Upon inquiry by Mr. Valvardi, Revenue Agent Pack and Supervisory Revenue Agent
Steven Lepore confirmed that they had provided the Chersicla Report to Ms. Agrama.
Valvardi Decl. ¶ 8. When Mr. Valvardi received Ms. Agrama’s copy of the Chersicla
Report, he determined that it was substantively identical to 83 pages of the 86 pages that
Ms. Coen had earlier withheld from release to Ms. Agrama. Id. IRS then withdrew its
reliance on any FOIA exemption to withhold those 83 pages and disclosed its version of
the Chersicla Report to Ms. Agrama on September 16, 2016. Id. ¶¶ 9-10.
Perhaps informed by this experience, Mr. Valvardi undertook an independent review of
the records that had been provided by Agents Trapp and Pack to Ms. Coen. Id. ¶ 11.
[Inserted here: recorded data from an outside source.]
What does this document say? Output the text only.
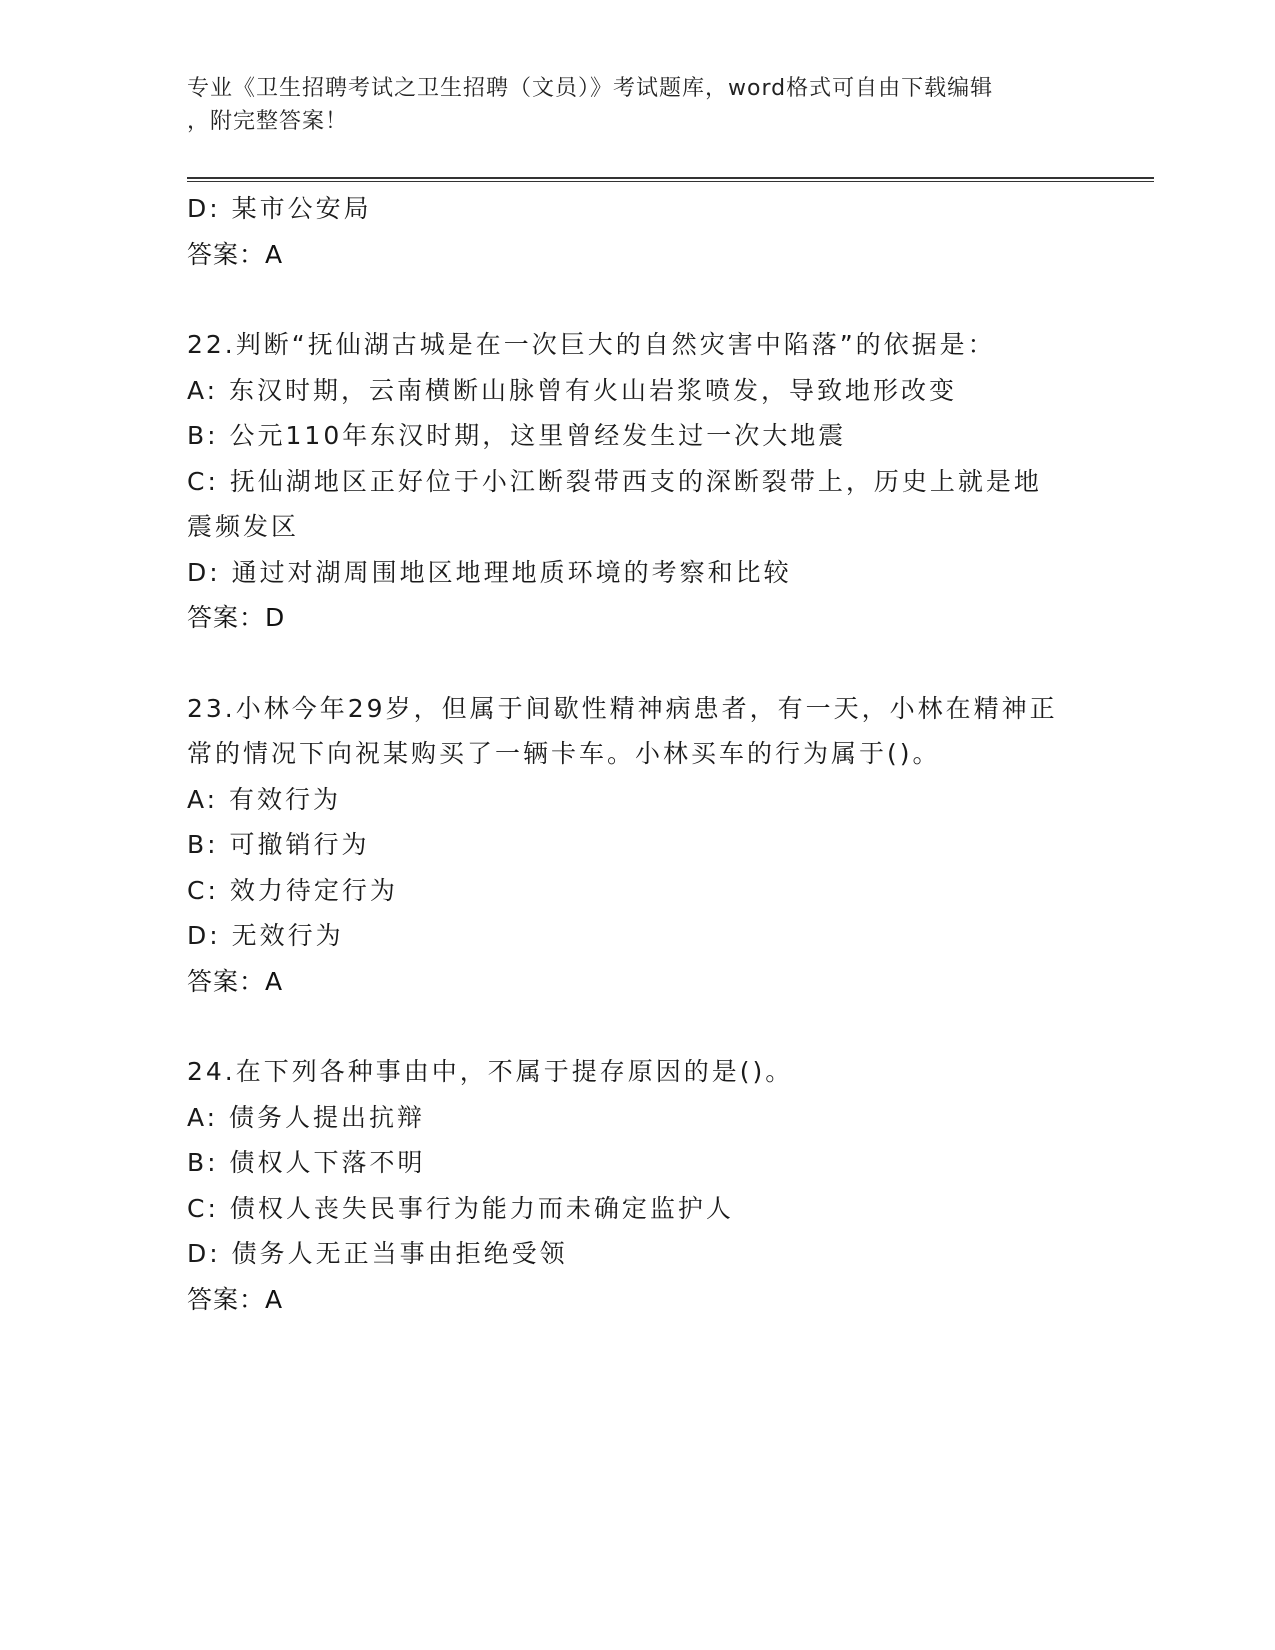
专业《卫生招聘考试之卫生招聘（文员）》考试题库，word格式可自由下载编辑
，附完整答案！
D: 某市公安局
答案：A
22.判断“抚仙湖古城是在一次巨大的自然灾害中陷落”的依据是：
A: 东汉时期，云南横断山脉曾有火山岩浆喷发，导致地形改变
B: 公元110年东汉时期，这里曾经发生过一次大地震
C: 抚仙湖地区正好位于小江断裂带西支的深断裂带上，历史上就是地震频发区
D: 通过对湖周围地区地理地质环境的考察和比较
答案：D
23.小林今年29岁，但属于间歇性精神病患者，有一天，小林在精神正常的情况下向祝某购买了一辆卡车。小林买车的行为属于()。
A: 有效行为
B: 可撤销行为
C: 效力待定行为
D: 无效行为
答案：A
24.在下列各种事由中，不属于提存原因的是()。
A: 债务人提出抗辩
B: 债权人下落不明
C: 债权人丧失民事行为能力而未确定监护人
D: 债务人无正当事由拒绝受领
答案：A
That review demonstrated that some of the records were incomplete. Agent Pack was
queried and explained that some of the responsive records were commingled in a larger
file of records that was being reviewed as part of an investigation into another taxpayer.
Mr. Valvardi asked Agent Pack to search the larger file manually to identify fully any
responsive records, which he did. Id. Agent Pack sent 27 additional potentiallyresponsive pages to Mr. Valvardi. Id. ¶ 12. After review on September 6, 2016, Mr.
Valvardi determined that the additional pages were responsive to Ms. Agrama’s request,
but were all exempt from disclosure.
In sum, IRS identified a total of 116 pages of responsive records. Of those pages,
86 have been released to Ms. Agrama in whole. The remaining 30 pages, constituting four
separate documents, have been withheld in their entirety. IRS relies on FOIA Exemptions 7(A)
and 3 to assert that these records are wholly exempt and Exemptions 6 and 7(C) to assert that
they are exempt in part.
As the parties note, this particular FOIA lawsuit is just one of many legal
proceedings touching on the question of IRS penalties. Ms. Agrama’s father, Frank Agrama, has
also sought IRS records under FOIA, see Agrama v. IRS, 16-cv-716, and Ms. Agrama forecasts
that she may seek redress in the courts for other matters concerning the IRS penalty proceeding.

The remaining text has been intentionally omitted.